Setting: Unscheduled admissions to acute care trust/secondary care UK hospitals.
Participants: Six hundred and fifty-six older adults aged ≥65 years admitted on 14 September 2018.
Measurements: Delirium was ascertained retrospectively from case notes using medical notes. Documented delirium was classified as recognised delirium and retrospectively ascertained delirium was classified as unrecognised delirium.
Primary and secondary outcome measures: Primary outcome measure: inpatient mortality.
Secondary outcome measures: length of stay, discharge destination.
Results: Delirium was present in 21.1% (132/626) of patients at any point during admission. The presence of delirium was associated with increased mortality (HR 2.65, CI 1.40 to 5.01). Recognition of delirium did not significantly impact on outcomes.
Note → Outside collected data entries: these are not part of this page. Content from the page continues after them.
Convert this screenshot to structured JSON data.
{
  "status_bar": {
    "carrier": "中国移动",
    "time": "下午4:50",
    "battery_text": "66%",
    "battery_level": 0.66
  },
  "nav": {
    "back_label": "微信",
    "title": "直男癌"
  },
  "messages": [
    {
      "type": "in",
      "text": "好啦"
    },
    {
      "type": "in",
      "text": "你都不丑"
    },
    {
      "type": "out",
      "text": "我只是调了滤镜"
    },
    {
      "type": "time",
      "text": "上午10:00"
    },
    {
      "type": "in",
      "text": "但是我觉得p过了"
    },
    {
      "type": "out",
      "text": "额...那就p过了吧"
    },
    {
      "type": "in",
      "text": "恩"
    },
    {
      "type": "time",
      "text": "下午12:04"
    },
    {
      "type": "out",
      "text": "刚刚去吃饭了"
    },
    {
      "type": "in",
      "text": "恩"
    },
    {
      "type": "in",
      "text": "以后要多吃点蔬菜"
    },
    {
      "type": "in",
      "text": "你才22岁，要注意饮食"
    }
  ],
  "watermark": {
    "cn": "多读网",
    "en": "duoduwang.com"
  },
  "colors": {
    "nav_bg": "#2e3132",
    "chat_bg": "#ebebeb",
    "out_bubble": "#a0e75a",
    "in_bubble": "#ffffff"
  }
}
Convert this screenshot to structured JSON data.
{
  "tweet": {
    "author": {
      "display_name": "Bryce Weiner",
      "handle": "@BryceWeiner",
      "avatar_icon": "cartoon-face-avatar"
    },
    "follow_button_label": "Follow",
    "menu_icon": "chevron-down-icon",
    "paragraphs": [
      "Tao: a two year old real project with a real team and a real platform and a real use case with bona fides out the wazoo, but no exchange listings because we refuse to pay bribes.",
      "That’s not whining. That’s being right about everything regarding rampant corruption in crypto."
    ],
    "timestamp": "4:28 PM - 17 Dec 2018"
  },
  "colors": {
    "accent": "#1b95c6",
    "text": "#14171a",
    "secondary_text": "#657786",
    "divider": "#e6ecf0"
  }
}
Conclusions: Delirium is associated with adverse outcomes in hospitalised older adults. However, there is insufficient evidence that recognition of delirium affects outcomes. However, delirium recognition presents an opportunity to discuss a person's overall prognosis and discuss this with the patient and their family. Further research is needed to assess the pathophysiology of delirium to enable development of targeted interventions towards improved outcomes in patients with delirium.
Keywords: delirium & cognitive disorders; geriatric medicine; medical education & training.